L. P.: La Turquie est un pays voisin, membre de l'OTAN. Nous sommes en discussion depuis ce matin parce qu'elle a demandé officiellement à bénéficier de l'article 4 et il est évident qu'en tant que partenaire allié, nous donnions notre accord.

Ce n'est donc pas un revirement, c'est la conséquence logique de notre position du début avec les nuances que j'y ai mises. M. Blix demande une plus grande pression sur l'Irak et il fallait y souscrire.

"T": A l'instar des opinions publiques européennes, l'opinion publique luxembourgeoise est majoritairement hostile à une guerre en Irak ou contre l'Irak. Vous avez donc une opinion publique contre la guerre, vous avez à Luxembourg un évêché qui a, à deux reprises pris officiellement positon contre la guerre et à sa suite l'organe de presse de l'évêché, l'ensemble des médias sont plutôt sur la même ligne. Qu'est-ce qui fait que le gouvernement seul semble avoir une position contraire?

L. P.: Non, personne n'est pour la guerre.

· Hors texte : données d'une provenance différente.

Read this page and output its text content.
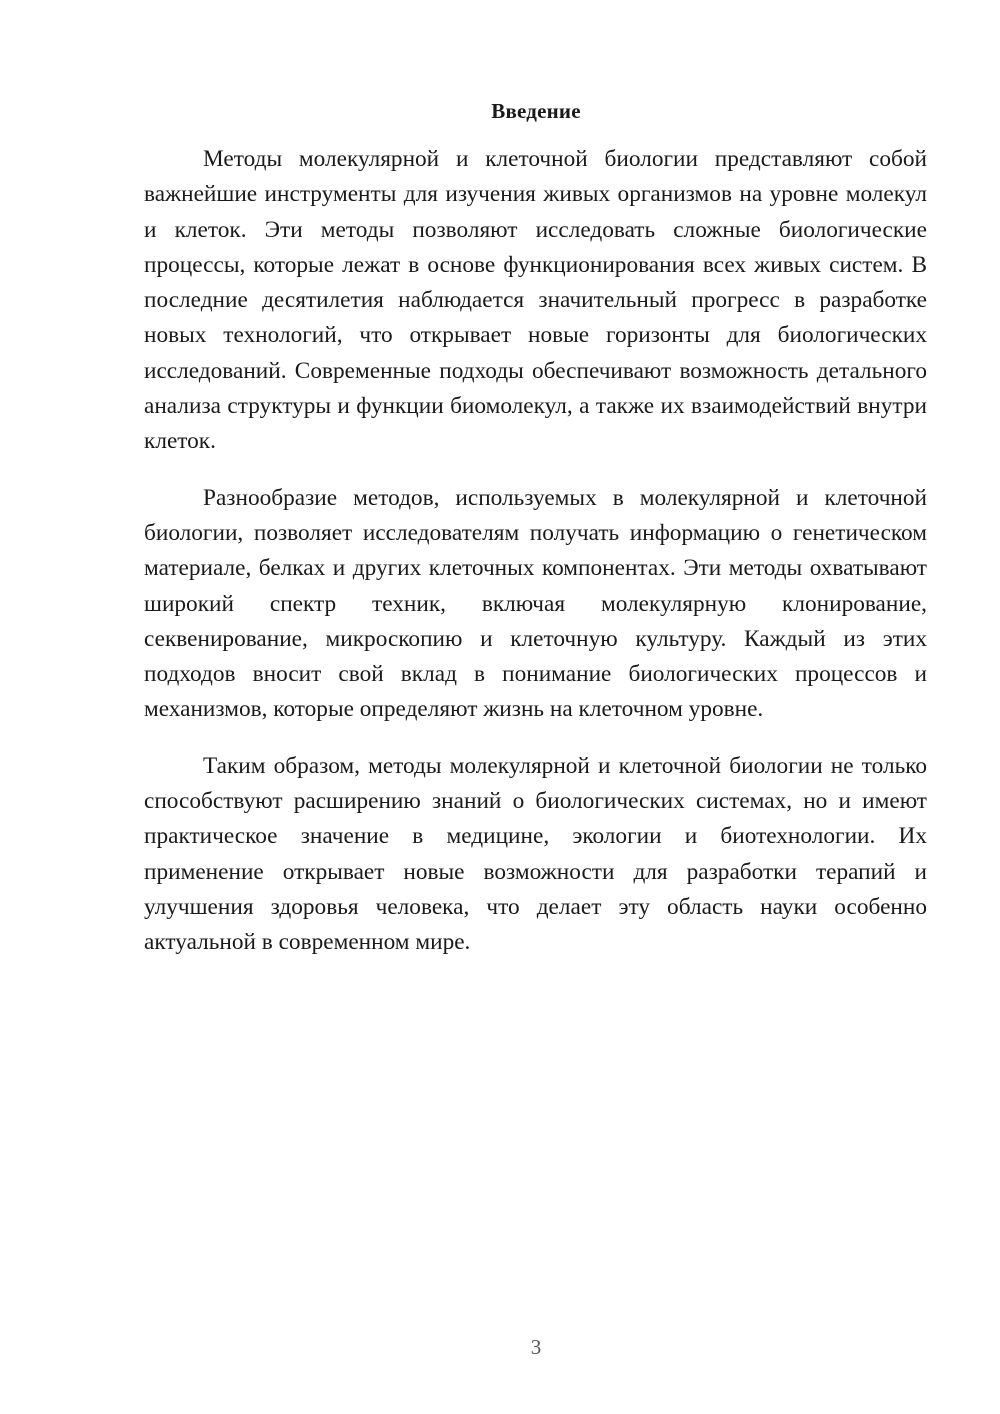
Введение

Методы молекулярной и клеточной биологии представляют собой важнейшие инструменты для изучения живых организмов на уровне молекул и клеток. Эти методы позволяют исследовать сложные биологические процессы, которые лежат в основе функционирования всех живых систем. В последние десятилетия наблюдается значительный прогресс в разработке новых технологий, что открывает новые горизонты для биологических исследований. Современные подходы обеспечивают возможность детального анализа структуры и функции биомолекул, а также их взаимодействий внутри клеток.

Разнообразие методов, используемых в молекулярной и клеточной биологии, позволяет исследователям получать информацию о генетическом материале, белках и других клеточных компонентах. Эти методы охватывают широкий спектр техник, включая молекулярную клонирование, секвенирование, микроскопию и клеточную культуру. Каждый из этих подходов вносит свой вклад в понимание биологических процессов и механизмов, которые определяют жизнь на клеточном уровне.

Таким образом, методы молекулярной и клеточной биологии не только способствуют расширению знаний о биологических системах, но и имеют практическое значение в медицине, экологии и биотехнологии. Их применение открывает новые возможности для разработки терапий и улучшения здоровья человека, что делает эту область науки особенно актуальной в современном мире.

3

Je n'ai pas rencontré un seul qui me dise: Super, une guerre, on attendait ça! Il faut éviter une guerre, mais nous sommes dans une situation où il y a une menace. Nous sommes engagés dans une négociation internationale. Je ne peux que répéter ce que j'ai dit déjà mille fois. Il faut rester dans le cadre d'un suivi international de ce dossier. Il existe une procédure, il y a les inspecteurs et le premier rapport a été de l'avis de tout le monde beaucoup plus critique que ce que nous avons cru. Ils y sont retournés, ils reviennent vendredi. Attendons ce qu'ils vont dire. Kofi Annan disait: la préparation à la guerre peut être beaucoup plus efficace que la guerre elle-même. Car il faut bien voir que nous n'avons pas à faire à des enfants de chœur.

"T": Vous parlez des Américains ou des Irakiens?

L. P.: Je parle des Irakiens. Il ne faut pas se tromper, le régime de Bagdad n'a pas hésité à sacrifier son propre peuple. La preuve n'est pas à faire, elle est là. La communauté internationale unanime a été d'accord pour suivre un processus. Alors suivons-le. Unanime, je l'ai dit à la Chambre des Députés, Syrie comprise.

On parle toujours du pétrole; je ne crois pas qu'il y ait une guerre seulement pour le pétrole. Je ne pense pas que la Syrie ait donné son accord à la résolution 14-41 sans raisons.

"T": Que vous a demandé, en prévision d'une éventuelle guerre, le gouvernement américain?

L. P.: La demande était de savoir si, en cas d'intervention en Irak, le Luxembourg était prêt pour accorder une aide humanitaire. Nous avons évidemment dit oui.

"T": Mais on a pas encore parlé de stratégie militaire?

L. P.: Non. Au cas où, nous devrions simplement respecter nos engagements en tant que membre de l'Alliance atlantique.